I am here to announce to you all my words I spoke of to the rangatira at the gathering at Waitangi, and Hokianga also; the Governor will insist always to maintain the jurisdiction, authority and social order (tikanga) and all that is precious (taonga) to the maori people. The Governor will insist also in order that lasting peace, goodwill, and that the economy of this land (wenua) remain.

Despite this guarantee, the following month, Hobson claimed British sovereignty over Te Ika a Māui (the North Island) by cession and Te Wai Pounamu (the South Island) by “discovery”.

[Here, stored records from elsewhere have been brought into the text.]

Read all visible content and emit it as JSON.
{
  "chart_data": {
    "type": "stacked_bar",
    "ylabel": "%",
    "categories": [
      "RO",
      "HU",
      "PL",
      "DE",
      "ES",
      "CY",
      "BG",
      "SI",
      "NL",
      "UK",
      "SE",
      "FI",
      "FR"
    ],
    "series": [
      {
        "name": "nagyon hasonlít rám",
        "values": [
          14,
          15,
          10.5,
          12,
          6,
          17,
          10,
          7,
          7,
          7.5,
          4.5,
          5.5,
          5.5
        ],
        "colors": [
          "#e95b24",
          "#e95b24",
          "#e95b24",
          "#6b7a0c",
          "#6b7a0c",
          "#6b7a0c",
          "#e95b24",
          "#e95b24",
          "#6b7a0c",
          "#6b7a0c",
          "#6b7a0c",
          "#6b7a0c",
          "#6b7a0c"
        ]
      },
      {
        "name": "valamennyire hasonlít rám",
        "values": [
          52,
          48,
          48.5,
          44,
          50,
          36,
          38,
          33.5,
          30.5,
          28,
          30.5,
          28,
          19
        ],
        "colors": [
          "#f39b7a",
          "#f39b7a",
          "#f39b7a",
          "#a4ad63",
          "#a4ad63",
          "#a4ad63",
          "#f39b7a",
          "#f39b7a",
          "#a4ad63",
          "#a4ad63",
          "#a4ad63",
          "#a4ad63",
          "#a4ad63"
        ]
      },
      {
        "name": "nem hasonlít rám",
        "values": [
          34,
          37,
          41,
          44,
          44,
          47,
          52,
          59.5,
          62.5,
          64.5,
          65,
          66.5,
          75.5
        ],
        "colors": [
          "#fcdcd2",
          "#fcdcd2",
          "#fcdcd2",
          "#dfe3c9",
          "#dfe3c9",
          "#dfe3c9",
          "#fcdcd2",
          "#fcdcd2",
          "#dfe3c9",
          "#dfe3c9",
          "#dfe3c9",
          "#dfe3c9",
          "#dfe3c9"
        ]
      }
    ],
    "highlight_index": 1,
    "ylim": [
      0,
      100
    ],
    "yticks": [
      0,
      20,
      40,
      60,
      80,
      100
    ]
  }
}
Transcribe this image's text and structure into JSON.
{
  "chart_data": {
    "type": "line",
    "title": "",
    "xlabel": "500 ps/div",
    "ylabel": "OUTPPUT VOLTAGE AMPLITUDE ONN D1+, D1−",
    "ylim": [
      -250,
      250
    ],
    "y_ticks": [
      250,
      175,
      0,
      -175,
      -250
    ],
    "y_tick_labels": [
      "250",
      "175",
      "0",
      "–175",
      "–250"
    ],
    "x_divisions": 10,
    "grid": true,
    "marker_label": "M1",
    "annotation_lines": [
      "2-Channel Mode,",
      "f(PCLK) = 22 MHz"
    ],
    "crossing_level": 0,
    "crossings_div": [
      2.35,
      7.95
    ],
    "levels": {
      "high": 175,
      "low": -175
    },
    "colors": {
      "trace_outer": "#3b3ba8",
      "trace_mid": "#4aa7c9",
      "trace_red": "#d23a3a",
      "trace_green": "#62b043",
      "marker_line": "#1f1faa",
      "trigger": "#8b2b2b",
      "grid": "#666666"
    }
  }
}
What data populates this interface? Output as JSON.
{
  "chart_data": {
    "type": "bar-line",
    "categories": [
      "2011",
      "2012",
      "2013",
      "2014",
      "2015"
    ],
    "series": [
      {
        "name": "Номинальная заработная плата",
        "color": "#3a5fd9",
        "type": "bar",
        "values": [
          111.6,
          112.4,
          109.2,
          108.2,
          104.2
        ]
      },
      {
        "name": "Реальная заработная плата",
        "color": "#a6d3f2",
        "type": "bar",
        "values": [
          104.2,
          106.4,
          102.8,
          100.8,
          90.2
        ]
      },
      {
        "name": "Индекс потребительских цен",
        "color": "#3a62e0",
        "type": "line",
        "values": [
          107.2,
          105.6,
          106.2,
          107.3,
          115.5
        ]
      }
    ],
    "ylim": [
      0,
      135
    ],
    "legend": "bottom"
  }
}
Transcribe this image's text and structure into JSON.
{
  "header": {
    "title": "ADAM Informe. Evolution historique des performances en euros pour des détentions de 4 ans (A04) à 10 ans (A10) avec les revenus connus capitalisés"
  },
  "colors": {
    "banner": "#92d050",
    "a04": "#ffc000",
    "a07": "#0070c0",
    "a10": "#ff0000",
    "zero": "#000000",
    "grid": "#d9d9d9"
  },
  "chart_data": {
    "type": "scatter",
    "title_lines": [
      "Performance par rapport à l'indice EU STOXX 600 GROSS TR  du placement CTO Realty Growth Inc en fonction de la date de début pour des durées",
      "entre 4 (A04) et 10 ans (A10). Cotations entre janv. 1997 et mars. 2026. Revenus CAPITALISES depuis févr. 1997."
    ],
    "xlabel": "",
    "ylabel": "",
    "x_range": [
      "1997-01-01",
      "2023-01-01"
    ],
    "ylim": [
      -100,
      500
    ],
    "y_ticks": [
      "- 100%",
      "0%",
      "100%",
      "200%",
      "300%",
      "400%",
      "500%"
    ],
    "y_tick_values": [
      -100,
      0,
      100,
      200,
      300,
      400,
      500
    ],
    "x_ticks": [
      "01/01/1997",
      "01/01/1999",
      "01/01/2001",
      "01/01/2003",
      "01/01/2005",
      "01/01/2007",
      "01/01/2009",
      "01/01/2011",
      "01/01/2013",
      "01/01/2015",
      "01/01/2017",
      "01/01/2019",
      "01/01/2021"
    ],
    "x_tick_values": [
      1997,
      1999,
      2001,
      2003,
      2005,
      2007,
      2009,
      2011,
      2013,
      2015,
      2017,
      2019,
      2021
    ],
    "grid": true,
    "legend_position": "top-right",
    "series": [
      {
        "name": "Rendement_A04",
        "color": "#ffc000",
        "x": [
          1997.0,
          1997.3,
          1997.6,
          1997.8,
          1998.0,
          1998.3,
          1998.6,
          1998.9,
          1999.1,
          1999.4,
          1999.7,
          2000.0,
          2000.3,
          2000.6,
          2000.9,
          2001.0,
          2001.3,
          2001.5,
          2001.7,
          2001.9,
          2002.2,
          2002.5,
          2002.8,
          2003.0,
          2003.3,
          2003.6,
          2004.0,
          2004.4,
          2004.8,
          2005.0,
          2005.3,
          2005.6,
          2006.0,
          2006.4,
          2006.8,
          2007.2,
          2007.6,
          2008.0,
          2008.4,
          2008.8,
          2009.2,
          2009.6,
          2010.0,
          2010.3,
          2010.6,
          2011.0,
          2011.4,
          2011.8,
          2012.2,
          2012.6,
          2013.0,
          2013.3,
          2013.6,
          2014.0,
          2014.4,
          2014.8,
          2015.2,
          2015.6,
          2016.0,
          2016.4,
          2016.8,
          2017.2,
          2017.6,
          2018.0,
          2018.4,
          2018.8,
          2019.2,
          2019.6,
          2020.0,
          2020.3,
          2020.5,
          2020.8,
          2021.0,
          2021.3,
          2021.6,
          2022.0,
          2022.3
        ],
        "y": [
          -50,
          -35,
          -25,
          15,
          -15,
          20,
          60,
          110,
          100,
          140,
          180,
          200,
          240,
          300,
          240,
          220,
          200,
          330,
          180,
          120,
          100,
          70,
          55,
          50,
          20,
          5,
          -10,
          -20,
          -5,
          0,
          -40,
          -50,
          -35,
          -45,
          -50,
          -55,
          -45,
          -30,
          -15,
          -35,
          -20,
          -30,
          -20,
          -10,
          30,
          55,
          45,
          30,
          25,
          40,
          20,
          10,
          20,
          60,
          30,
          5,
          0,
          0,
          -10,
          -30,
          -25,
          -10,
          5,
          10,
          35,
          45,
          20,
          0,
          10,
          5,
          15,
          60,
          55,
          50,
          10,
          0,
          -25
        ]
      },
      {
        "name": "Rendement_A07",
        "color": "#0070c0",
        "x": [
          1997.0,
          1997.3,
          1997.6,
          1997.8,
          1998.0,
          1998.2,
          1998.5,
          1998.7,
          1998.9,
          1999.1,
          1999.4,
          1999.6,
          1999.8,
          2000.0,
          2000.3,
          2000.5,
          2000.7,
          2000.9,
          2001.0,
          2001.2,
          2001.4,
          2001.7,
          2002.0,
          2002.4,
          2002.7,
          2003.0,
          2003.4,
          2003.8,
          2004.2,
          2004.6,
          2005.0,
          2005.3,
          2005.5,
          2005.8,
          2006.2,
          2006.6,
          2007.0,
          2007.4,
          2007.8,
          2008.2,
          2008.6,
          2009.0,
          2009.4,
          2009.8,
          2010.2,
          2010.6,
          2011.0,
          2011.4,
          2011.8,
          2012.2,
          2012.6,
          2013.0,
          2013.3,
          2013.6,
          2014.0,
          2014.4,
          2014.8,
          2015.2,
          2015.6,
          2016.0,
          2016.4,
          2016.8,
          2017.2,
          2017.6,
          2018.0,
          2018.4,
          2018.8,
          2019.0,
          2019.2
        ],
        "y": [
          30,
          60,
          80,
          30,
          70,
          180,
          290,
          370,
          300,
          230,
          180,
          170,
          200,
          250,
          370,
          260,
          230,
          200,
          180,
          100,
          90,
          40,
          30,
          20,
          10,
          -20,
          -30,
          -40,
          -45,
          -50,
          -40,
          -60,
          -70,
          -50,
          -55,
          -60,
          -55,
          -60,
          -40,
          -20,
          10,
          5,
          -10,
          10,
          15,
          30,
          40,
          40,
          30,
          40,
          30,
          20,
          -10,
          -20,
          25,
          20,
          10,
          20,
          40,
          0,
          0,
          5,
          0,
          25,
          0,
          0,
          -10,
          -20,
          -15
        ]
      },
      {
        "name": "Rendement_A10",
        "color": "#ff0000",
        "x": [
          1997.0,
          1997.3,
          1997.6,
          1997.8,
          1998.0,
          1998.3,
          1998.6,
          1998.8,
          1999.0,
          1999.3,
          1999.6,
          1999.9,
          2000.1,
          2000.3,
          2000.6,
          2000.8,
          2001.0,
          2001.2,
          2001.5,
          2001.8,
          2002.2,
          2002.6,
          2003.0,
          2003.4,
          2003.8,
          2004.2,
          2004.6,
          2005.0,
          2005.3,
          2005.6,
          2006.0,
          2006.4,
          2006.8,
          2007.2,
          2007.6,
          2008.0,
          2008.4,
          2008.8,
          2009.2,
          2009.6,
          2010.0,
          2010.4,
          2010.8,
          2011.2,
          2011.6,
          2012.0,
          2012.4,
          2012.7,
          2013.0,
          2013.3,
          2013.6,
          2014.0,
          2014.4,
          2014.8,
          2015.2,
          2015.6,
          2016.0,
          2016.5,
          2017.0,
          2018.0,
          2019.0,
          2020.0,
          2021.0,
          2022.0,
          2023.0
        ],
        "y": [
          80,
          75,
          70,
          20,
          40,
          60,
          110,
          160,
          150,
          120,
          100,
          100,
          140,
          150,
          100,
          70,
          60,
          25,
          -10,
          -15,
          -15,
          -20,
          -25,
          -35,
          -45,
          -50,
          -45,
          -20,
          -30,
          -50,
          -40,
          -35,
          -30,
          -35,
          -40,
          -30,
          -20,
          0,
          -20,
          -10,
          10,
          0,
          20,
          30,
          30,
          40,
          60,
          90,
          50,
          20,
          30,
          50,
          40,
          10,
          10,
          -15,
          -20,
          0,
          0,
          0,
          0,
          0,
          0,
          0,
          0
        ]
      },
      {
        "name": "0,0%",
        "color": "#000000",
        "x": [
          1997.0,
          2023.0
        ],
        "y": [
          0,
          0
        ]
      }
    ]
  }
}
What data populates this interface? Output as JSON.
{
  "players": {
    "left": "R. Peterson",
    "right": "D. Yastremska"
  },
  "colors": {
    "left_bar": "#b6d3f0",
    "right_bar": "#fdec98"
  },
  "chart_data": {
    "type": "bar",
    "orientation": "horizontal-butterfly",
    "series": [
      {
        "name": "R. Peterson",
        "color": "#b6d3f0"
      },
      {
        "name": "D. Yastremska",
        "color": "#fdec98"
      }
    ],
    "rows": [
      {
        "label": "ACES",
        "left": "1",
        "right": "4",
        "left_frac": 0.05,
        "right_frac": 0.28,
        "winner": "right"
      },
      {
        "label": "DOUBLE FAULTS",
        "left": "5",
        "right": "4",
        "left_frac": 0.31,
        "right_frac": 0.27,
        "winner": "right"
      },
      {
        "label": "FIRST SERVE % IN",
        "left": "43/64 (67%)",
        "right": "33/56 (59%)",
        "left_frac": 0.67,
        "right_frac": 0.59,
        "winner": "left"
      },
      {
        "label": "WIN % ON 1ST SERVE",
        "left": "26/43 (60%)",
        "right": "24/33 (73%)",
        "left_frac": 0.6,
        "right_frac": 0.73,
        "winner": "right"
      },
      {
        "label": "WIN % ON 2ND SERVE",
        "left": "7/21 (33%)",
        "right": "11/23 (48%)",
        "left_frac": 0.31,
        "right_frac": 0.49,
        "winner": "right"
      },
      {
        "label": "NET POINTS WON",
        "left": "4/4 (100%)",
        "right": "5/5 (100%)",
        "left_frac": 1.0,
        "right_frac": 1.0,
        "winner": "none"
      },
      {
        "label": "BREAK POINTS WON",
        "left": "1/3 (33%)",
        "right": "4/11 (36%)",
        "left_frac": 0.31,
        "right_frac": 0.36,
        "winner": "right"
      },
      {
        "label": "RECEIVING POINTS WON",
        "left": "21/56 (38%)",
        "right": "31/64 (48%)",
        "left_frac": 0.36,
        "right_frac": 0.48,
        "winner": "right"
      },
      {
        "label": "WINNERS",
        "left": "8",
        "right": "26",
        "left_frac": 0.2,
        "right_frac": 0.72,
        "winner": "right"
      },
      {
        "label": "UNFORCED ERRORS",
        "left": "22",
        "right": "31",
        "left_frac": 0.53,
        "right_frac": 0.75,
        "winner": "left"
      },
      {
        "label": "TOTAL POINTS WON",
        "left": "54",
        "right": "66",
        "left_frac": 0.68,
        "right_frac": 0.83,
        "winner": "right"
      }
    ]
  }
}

Hobson’s actions were not in sync with the promises he made and reflect the ambivalence of the British colonial officials who on the one hand aspired to treat respectfully with a native people, but on the other hand, were yet unable to shed imperial attitudes and modes of governing.

Hobson’s declaration of British sovereignty was a crucial step towards the colonisation of Aotearoa, a process that has been catastrophic for Māori.

In the years after the signing of Te Tiriti o Waitangi, the illicit British assertion of sovereignty was greatly enabled by Crown-authorised mass immigration. Today, the government’s assertion of a right to unilateral rule, without provision for co-governance and partnership arrangements, is a key source of tension between Māori and the Crown and a contradiction to Hobson’s 1840 pledges.

Until that unsanctioned imposition of sovereignty over Māori is honestly and fearlessly acknowledged and addressed, injustice and misunderstanding will continue to hinder the constructive progress of our nation.

A key obstacle to this acknowledgment is misinformation peddled by groups such as Hobson’s Pledge. The latter has turned Hobson’s incidental remark to chiefs into a weighty pronouncement that justifies the suppression of Māori rights and identity.

Not surprisingly, the group actively supports the Treaty principles bill, which the Waitangi Tribunal describes as the “worst, most comprehensive breach of the Treaty/Te Tiriti in modern times.”

Humpty Dumpty’s words hit the mark. For groups like Hobson’s Pledge, the goal is simply this: How to remain master — that’s all.